現状で違法状態が一部であったとして、その放置を前提として、
違法な行為に荷担していない一般の消費者にまで負担を強いる施策を立案しているのであれば、行政官として間違っている。
有識者がなんと言おうが、違法状態を肯定し、現状を固定化させるのを行政が助けてはいけない。
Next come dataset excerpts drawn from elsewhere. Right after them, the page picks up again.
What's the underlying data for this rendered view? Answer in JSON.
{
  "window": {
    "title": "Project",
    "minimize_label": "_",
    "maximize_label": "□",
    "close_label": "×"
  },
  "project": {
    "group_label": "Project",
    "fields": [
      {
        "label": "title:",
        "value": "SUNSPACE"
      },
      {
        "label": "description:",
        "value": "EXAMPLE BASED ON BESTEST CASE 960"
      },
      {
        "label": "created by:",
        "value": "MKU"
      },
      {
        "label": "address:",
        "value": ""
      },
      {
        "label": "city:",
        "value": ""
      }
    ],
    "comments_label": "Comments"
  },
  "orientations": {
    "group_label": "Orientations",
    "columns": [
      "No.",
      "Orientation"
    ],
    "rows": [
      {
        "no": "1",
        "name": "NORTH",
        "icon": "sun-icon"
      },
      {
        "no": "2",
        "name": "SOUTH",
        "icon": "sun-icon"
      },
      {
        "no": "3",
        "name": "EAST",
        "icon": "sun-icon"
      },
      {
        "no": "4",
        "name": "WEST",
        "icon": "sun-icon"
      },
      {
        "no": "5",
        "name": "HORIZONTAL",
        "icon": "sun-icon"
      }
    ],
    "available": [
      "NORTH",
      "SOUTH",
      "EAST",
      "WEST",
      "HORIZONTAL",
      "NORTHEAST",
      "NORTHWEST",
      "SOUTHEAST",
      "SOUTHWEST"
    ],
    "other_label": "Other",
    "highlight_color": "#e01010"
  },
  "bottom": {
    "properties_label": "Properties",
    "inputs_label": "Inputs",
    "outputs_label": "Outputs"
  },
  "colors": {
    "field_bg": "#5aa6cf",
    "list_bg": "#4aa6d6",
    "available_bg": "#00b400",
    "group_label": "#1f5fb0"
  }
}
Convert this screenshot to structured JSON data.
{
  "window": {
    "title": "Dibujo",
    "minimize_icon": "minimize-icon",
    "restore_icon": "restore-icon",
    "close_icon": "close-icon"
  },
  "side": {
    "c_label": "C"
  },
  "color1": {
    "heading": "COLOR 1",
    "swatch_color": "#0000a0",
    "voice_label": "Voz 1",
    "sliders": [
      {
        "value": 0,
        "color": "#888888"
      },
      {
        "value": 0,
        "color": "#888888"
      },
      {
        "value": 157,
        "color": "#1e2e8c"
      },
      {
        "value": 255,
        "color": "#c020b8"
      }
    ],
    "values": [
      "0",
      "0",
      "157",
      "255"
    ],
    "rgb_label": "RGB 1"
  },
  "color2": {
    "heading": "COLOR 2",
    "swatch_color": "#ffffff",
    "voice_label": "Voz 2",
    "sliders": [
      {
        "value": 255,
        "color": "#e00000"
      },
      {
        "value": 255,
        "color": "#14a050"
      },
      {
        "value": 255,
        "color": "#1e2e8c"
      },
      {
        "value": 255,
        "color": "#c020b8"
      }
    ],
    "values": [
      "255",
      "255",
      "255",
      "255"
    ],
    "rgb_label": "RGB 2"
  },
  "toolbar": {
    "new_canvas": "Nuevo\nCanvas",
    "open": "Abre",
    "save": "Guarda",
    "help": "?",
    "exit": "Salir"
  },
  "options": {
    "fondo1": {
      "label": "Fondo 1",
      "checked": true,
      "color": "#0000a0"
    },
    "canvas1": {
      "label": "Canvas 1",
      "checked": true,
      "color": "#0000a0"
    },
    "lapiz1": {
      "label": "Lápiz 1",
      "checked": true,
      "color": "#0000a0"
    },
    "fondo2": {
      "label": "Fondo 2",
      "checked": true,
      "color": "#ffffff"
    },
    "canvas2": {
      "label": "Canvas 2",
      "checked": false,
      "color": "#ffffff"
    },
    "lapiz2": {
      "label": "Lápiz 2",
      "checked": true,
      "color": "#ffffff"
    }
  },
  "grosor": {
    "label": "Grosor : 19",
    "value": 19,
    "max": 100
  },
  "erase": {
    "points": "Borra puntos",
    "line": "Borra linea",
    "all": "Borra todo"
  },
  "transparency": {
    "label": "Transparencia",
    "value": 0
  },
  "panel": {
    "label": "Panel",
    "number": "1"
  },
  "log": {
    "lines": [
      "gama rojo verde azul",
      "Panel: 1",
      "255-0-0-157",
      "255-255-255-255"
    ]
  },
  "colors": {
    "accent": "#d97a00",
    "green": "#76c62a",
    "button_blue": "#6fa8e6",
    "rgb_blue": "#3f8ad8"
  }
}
著作権管理団体が圧力を掛けるとか、機器メーカは反対するだとか新聞で報じられているが、そんなものは関係ない。
その施策は原理的に正しいと胸を張って言えるのか?むろん、論理的に整合性があると言うだけで実効性のない施策には価値はない。しかし、
合理的な説明ができないことをしようとしてはいけない

一方で、こんな記事もあります。
一ヶ月前のIT media Newsの記事で”文化審議会著作権分科会の「私的録音録画小委員会」”に関するもので、”
コピーはDRMで管理、補償金縮小”という見出しです。この1ヶ月間に、
著作権団体側の圧力で当初目指していたところから原案が変容したというのだろうか。記事の信憑性は、専門分野に手厚いIT media
Newsの方が勝っているのだが。

Wikipediaによれば、「私的録音補償金は、著作権者の団体である日本音楽著作権協会
(JASRAC) に36%、実演家の団体である日本芸能実演家団体協議会に32%、レコード製作者の団体である日本レコード協会に32%の割合で分配される。
」とある。ネット配信が普及すると、音楽を視聴者に届ける上で”レコード製作者”は役割が縮小する
(プロデュースという業務は残るだろうが)。そもそもこの三者は、著作権者そのものではない。
著作権者としての音楽家に印税がきちんとはいるように管理する仲介者だ。その維持のためのオーバーヘッドが拡大し続けており、
その維持のための財源が私的録音補償金なのだろう。

JASRACは文化庁の天下り先だという話もある
で、文化庁の原案が当初の理想を離れて、著作権団体寄りに変わったのだとしたら何がそうさせたのだろうか?
ガソリン税と似たような構図がここにもあるような。

# この記事が朝日新聞チョンボであることを祈っております。